China’s 2022 Belt & Road Investments Up 63% YoY On EV Tech and Energy
China’s investment Belt and Road Initiative (BRI) countries rose last year to the highest level since 2019, with much of that increase due to a new battery plant for electric vehicles. Chinese investments into the 147 nations part of the BRI rose 63% to US$32.5 billion from 2021, according to a report from Fudan University Green Finance and Development Centre.
The GDFC is an independent, non-Government research, advisory, and capacity building platform for regulators, financial institutions, corporations and civil society engaged in green finance and development. The report was written by Christoph Nedopil.
Driving the rise was China’s Contemporary Amperex Technology Co (CATL, 寧德時代) and Mercedes-Benz Group AG plans to invest more than US$7 billion in a battery plant in Hungary, the biggest single project in any BRI country since it started in 2013.
After the tech sector, the energy sector was the largest recipient of Chinese investment, with US$9 billion going into projects, mostly for oil, gas and green energy.

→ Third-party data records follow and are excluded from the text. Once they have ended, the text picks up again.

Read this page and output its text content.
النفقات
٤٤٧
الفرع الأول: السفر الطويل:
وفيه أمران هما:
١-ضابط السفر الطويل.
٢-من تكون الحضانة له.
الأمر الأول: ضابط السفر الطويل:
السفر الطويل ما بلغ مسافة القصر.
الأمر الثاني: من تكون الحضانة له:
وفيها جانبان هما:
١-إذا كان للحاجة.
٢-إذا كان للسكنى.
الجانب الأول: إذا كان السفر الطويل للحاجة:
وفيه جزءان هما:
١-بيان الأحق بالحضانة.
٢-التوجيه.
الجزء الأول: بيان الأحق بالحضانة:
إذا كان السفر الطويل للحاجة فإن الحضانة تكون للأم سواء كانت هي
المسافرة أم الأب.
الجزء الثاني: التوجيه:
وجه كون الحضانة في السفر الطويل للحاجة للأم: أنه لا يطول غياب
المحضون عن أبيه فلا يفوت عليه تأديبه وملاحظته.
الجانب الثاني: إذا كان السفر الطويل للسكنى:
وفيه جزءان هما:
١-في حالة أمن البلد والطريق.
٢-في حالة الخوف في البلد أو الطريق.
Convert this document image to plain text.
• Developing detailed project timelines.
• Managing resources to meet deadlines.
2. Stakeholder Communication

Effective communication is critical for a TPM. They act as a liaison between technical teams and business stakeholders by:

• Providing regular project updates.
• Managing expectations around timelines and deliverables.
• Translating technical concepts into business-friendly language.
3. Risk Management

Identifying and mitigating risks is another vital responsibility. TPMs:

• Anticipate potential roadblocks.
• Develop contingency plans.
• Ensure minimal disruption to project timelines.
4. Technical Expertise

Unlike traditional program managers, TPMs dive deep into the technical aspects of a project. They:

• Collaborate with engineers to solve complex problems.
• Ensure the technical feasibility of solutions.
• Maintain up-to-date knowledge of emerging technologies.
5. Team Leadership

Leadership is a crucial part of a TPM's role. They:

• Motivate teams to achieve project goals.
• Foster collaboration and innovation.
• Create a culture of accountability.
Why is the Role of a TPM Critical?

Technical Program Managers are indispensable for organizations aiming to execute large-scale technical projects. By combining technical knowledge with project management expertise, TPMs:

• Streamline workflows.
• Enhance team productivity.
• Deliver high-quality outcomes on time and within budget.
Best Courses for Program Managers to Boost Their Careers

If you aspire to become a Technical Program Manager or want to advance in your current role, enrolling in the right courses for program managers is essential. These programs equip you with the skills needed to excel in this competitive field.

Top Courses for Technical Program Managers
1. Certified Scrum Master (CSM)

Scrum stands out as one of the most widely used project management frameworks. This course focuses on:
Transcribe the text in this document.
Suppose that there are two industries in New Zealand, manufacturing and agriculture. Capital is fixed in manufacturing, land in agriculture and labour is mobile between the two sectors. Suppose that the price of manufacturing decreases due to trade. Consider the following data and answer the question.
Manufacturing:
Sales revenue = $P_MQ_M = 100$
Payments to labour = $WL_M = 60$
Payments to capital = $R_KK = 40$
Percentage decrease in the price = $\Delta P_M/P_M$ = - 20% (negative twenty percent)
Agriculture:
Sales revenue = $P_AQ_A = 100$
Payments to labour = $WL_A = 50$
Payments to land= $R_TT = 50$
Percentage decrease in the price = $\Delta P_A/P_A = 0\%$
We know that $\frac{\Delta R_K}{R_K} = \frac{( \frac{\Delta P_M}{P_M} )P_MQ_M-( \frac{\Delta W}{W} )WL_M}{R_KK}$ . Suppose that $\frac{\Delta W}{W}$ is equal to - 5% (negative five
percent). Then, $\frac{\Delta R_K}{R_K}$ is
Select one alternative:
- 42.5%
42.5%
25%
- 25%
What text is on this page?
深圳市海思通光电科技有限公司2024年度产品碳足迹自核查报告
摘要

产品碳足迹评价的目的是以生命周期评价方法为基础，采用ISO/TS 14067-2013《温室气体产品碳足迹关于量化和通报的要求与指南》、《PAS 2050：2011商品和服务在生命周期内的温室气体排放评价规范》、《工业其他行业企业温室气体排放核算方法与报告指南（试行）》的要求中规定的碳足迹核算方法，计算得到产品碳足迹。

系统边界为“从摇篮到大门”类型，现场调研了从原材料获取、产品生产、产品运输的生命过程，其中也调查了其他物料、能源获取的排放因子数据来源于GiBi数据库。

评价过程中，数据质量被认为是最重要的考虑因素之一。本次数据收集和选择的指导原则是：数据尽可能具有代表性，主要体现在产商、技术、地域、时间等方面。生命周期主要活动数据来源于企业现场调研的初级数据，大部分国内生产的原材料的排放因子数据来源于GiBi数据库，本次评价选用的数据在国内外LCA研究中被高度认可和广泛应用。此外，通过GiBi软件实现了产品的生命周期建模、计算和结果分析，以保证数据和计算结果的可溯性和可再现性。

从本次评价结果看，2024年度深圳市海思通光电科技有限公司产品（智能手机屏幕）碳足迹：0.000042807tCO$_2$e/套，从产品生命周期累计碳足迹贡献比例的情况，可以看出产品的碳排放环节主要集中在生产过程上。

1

Chinese companies also signed more than US$15 billion in construction deals for the energy sector and another US$12 billion for transport infrastructure such as ports, roads and railways.
Total construction deals fell 27% to US$35.3 billion, the lowest level since the start of the initiative spearheaded by Chinese President Xi Jinping.
Hungary was the largest 2022 recipient of Chinese investment among BRI nations, followed by Saudi Arabia and Singapore. Russia, Angola, Sri Lanka, Nepal, and Peru saw no new direct investment or construction deals, while engagement in Pakistan (CPEC) dropped 34%, and in sub-Saharan Africa also being reduced.
Part of this is belt-tightening among debt issues related to project delays and cashflow return hangovers from Covid, other capital expenditure reductions are simply because projects have now been completed. For example, the Lahore metro system is now up and running, as is the Lagos metro.
Chinese lending to several countries also fell during the Covid pandemic, as an increasing number of borrowers in Africa and elsewhere have requested debt restructuring. Pakistan was in talks this week with the IMF for a resumption of a US$6.5 billion bailout and Sri Lanka is moving closer to a restructuring deal. Consequently, lending by China’s top two development banks slowed in 2020 and 2021.
The value of construction contracts should roughly track the value of overseas projects that are funded with Chinese loans, while the investment figure tracks overseas projects where Chinese companies have an equity stake, the report said. We have previously reported on how Chinese SOEs are increasingly content to take smaller equity stakes then look to cash out later via IPO’s.